In his book 150 Best Recession-Proof Jobs, which hit stands in November, career-information expert Laurence Shatkin ranked funeral directors number 84. "I'm sure that people are cutting down on lavish funerals in response to the recession," Shatkin tells the Phoenix by e-mail. "However, the trend in the industry has been toward chains rather than privately owned mom-and-pop businesses, which suggests more employment stability."
Shatkin compiled his list by looking at the industries he considers the least sensitive to economic downturn, and then analyzing which jobs have the best pay, projected work-force growth, and number of openings. With an average annual salary of $49,620, funeral directors ranked above librarians and just below environmental-engineering technicians.
But as clients cut back and expenses rise, area directors themselves are singing a decidedly less rosy tune.
"When I see colleagues of mine in this town," says Bob Biggins, director of the Magoun-Biggins Funeral Home in Rockland, "when we're all talking about the recession and how it is affecting all of us, my colleagues, their comment is, 'You're at least in a recession-proof industry.' The event of a death occurring is certainly recession-proof, but what folks do in the event of a death certainly is not."
Biggins recites the same list of cost-cutting measures enumerated by Walkinshaw, and adds that many of his clients are simply opting for cremation, which saves them only about $200. "Little things," Biggins explains. "People are doing little things to be more fiscally prudent."
All of these little economies make it more difficult for mom-and-pop funeral directors such as Biggins to make ends meet.

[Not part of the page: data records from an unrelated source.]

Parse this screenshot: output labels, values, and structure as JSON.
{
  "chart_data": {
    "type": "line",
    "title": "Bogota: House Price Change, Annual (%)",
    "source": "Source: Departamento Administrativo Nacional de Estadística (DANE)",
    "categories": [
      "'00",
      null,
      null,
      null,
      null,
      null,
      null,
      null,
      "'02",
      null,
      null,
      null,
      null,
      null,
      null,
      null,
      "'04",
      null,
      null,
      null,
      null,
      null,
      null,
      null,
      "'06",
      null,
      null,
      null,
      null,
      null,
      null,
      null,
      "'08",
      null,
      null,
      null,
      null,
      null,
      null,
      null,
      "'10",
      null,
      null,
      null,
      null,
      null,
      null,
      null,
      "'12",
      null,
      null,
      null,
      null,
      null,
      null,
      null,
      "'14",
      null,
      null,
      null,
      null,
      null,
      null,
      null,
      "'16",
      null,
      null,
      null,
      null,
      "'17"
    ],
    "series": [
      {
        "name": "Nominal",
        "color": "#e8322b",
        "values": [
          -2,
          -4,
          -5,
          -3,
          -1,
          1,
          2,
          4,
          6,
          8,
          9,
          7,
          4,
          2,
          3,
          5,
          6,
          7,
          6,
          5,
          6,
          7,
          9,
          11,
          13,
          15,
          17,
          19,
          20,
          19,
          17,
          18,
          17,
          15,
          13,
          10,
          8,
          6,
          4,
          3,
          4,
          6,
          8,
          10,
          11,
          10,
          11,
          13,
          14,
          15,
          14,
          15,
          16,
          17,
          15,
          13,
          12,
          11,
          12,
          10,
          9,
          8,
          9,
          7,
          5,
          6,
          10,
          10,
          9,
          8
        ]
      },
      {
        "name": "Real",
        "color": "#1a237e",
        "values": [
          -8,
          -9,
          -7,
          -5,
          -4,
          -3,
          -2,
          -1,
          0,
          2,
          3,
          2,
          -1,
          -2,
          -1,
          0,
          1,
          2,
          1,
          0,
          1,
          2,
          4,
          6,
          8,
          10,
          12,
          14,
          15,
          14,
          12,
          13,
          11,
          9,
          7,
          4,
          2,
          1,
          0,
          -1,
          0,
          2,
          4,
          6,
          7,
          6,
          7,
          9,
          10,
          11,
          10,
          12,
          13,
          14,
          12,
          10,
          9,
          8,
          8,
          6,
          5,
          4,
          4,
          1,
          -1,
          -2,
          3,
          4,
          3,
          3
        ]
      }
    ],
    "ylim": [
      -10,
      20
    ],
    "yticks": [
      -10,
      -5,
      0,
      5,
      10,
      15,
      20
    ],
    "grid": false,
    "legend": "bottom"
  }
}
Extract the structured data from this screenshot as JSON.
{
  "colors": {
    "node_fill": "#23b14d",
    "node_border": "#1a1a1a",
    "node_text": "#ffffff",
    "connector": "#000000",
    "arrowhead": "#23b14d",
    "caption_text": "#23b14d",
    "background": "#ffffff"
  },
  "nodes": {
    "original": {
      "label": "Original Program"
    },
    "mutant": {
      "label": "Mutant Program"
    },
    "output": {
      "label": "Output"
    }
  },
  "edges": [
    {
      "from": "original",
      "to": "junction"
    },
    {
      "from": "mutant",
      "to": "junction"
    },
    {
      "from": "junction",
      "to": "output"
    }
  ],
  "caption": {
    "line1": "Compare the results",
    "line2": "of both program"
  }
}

Biggins's business was founded in 1956, and he runs it out of an 1876 Victorian mansion, with a full-time staff of five, plus some part-time workers. "Heating, fuel, health insurance — everything's up," he says. "We're running our operations on a much leaner budget."
Richard Stanton, owner and funeral director of the Stanton Funeral Home in Watertown, agrees. "Our costs are going up just like everybody else's," he says, noting that casket prices rose some 12 percent in 2008.
In addition, he notes, advertising rates have increased, and local cemeteries are raising their fees, which means families are spending even less at the funeral homes. "One local cemetery, Belmont Cemetery, went up 26 percent," says Stanton. "People only have X amount of dollars to spend on a funeral and to go up at that increment, it affects us definitely."